CCTP-706-01 Globalization, New Media and Social Activism
Spring for 2007-2008
The combined and related forces of globalization and new media have transformed the world in profound and unalterable ways. One of the more interesting social activities both influenced by and actively influencing these transformations is the realm of social activism. A daily perusal through the Washington Post (.com of course) reveals the centrality of global social issues and activism in contemporary society. More and more, it would seem, politics is being influenced by activist organizations, network, and campaigns. Globalization and new media are central features of both activist critiques and campaign strategies. For example, the now infamous “Battle in Seattle” was both a critique of and participant in the processes of globalization and new media. One of the more difficult problems facing contemporary social activists groups is how to do activism and social change in an increasingly complex world that is both more connected and yet increasingly fragmented; characterized by diffuse identities and social formations; and that is differentiated from other eras by the abundance of information available.

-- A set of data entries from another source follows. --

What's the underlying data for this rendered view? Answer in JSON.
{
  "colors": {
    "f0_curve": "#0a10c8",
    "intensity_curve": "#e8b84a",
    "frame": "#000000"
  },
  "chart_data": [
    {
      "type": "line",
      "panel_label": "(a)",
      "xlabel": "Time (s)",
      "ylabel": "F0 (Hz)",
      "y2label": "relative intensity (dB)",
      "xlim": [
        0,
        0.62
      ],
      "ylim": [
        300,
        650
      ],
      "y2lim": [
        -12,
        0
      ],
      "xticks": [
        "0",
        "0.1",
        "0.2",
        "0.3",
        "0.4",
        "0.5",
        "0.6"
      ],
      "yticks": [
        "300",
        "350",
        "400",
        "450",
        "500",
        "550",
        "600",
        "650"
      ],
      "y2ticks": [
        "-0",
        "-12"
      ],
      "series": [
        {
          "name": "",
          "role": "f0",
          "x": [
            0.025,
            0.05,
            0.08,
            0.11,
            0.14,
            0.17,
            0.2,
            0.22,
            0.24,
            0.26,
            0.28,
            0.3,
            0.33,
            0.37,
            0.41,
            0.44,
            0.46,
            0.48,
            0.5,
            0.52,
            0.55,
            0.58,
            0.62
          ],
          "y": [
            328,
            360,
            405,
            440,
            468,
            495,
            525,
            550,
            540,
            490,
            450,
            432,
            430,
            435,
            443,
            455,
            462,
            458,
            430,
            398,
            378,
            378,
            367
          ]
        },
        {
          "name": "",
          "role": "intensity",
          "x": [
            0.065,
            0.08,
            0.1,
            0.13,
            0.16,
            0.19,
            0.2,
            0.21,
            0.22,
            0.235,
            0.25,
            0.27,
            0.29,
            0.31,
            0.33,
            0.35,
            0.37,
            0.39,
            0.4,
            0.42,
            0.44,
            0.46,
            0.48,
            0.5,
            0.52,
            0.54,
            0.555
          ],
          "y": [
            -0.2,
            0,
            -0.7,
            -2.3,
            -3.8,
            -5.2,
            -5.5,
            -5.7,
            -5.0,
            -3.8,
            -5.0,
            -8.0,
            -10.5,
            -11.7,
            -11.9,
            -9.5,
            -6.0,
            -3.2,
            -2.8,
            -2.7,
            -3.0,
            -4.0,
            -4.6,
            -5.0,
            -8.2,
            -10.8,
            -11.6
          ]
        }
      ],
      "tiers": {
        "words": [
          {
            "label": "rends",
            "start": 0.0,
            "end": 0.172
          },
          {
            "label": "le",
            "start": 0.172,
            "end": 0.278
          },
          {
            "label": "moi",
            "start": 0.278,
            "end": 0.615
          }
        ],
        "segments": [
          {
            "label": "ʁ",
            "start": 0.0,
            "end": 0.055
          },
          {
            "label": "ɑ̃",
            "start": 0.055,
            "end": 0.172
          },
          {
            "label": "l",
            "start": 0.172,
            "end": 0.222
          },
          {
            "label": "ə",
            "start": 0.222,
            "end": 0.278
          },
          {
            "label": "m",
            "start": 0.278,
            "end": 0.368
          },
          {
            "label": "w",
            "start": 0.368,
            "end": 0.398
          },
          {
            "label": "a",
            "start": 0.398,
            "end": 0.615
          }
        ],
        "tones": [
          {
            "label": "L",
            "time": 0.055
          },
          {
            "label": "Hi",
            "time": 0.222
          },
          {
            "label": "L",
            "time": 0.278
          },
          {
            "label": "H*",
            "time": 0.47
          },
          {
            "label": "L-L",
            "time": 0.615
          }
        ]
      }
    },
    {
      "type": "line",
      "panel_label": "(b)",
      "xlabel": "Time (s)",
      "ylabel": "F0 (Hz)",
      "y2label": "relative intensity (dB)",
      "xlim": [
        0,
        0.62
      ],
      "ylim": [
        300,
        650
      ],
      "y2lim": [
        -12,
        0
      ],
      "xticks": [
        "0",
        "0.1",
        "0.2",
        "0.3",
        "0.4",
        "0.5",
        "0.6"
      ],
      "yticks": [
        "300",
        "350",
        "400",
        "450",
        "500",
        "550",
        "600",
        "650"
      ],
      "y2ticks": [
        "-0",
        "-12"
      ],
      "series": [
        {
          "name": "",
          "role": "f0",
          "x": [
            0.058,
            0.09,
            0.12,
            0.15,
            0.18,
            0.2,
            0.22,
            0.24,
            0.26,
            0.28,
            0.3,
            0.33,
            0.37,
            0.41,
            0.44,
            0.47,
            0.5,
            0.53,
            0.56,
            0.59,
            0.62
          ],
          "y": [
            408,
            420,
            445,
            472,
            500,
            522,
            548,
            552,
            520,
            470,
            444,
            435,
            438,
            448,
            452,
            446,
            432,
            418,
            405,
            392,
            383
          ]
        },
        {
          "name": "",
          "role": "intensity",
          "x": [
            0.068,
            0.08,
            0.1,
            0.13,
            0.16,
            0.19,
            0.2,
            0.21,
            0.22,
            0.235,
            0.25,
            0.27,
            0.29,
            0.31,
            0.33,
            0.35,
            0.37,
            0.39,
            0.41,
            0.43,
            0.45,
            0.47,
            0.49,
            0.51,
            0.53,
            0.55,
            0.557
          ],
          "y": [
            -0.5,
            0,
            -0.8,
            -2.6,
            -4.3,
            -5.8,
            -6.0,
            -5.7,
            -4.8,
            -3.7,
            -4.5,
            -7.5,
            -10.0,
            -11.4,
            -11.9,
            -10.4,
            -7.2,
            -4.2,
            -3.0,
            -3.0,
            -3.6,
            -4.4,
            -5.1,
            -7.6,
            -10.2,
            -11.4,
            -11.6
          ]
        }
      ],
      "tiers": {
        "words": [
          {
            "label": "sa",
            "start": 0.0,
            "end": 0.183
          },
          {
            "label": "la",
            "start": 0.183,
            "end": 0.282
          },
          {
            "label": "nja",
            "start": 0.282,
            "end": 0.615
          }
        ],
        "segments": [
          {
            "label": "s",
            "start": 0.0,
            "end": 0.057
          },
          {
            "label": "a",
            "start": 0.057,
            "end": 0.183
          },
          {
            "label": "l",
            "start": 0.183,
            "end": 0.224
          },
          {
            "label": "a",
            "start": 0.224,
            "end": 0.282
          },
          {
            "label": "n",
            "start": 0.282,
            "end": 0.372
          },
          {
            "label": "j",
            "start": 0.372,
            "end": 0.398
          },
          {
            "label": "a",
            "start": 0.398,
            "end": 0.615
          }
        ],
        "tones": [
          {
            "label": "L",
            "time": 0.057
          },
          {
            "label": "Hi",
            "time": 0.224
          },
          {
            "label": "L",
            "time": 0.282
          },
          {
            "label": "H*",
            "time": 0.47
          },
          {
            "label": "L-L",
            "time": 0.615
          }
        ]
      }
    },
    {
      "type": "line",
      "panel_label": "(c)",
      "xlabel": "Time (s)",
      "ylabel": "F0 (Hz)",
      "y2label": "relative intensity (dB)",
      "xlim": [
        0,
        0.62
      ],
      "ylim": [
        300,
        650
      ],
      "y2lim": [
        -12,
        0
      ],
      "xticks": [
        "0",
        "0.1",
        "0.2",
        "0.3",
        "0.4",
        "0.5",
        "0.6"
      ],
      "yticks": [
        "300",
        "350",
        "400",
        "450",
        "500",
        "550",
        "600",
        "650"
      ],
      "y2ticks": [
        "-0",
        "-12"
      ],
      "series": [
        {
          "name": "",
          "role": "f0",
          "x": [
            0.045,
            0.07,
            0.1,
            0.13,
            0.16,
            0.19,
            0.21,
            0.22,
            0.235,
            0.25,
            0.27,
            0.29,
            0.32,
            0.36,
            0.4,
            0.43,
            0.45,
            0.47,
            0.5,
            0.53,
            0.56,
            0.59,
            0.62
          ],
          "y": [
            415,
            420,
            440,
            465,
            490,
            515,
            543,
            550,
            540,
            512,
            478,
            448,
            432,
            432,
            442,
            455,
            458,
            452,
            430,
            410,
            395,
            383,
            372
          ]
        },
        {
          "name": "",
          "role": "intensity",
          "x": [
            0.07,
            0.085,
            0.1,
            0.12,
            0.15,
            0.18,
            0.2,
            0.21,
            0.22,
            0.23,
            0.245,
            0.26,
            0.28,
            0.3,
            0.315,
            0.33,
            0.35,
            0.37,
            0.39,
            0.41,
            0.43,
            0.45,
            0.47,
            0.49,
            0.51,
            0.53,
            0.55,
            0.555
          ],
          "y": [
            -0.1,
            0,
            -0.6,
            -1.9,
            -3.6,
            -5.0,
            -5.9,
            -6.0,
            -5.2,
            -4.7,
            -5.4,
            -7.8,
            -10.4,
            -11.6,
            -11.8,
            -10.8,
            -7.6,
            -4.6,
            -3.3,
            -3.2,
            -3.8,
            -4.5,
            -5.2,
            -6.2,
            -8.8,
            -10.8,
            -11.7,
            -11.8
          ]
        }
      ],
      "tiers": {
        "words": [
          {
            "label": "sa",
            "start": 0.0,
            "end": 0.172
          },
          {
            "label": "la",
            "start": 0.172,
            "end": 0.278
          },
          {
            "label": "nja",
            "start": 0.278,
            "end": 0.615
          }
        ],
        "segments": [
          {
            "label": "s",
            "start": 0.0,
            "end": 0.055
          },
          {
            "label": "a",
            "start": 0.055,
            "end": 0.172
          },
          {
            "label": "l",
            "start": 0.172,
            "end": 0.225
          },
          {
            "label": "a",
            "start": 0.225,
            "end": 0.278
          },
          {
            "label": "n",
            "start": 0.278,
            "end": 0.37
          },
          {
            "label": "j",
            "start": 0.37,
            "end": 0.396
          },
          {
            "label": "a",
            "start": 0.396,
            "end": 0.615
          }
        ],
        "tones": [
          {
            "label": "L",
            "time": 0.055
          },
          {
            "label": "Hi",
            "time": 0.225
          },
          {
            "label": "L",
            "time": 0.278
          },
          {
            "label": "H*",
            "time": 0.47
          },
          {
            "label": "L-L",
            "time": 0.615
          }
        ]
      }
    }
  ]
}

Course objectives: This is an excellent course for students interested in developing a conceptual vocabulary of globalization, understanding the social implications of new media, and exploring the growing domain of social activism specifically as it has come to constitute a major force in politics and policy-making. It is my hope that you leave this class with both an extensive of understanding of globalization, new media, and social activism but also with the ability analyze and recommend strategies for adapting to and working with globalization and new media in the development of global activist campaigns.
Course assignments: As a case study, problem-centered approach to globalization, new media, and social activism, this course will ask you to apply the theories, concepts, and strategies we learn in the class to a specific global activist organization of your choosing. Your first assignment will be a 10-page problem statement that details (in both theoretical and practical language) an issue that faces that organization as it surrounds globalization and new media. Your second paper will be 10-page solution proposal that will outline a strategy for overcoming the problem you have described by using your new understandings of globalization, new media, and social activism. It is my intention then that, as a class, we submit our papers as a panel to a conference of our choosing.
Sample reading list:
Anderson, J., Dean, J. and Lovink, G. (2006). Reformatting Politics: Information Technology and Global Civil Society.
Carter, N. (2007). The Politics of the Environment: Ideas, Activism, Policy
De Jong, W., Shaw, M., and Stammers, N. (2005). Global Activism, Global Media.
Hassan, R, and Thomas, J. (2006). The New Media Theory Reader.
Jones, S. (2003). Encyclopedia of New Media: An Essential Reference to Communication and Technology.
Lechner, F. J. and Boli, J. (2003). The Globalization Reader.
McDonald, K. (2006). Global Movements: Action and Culture.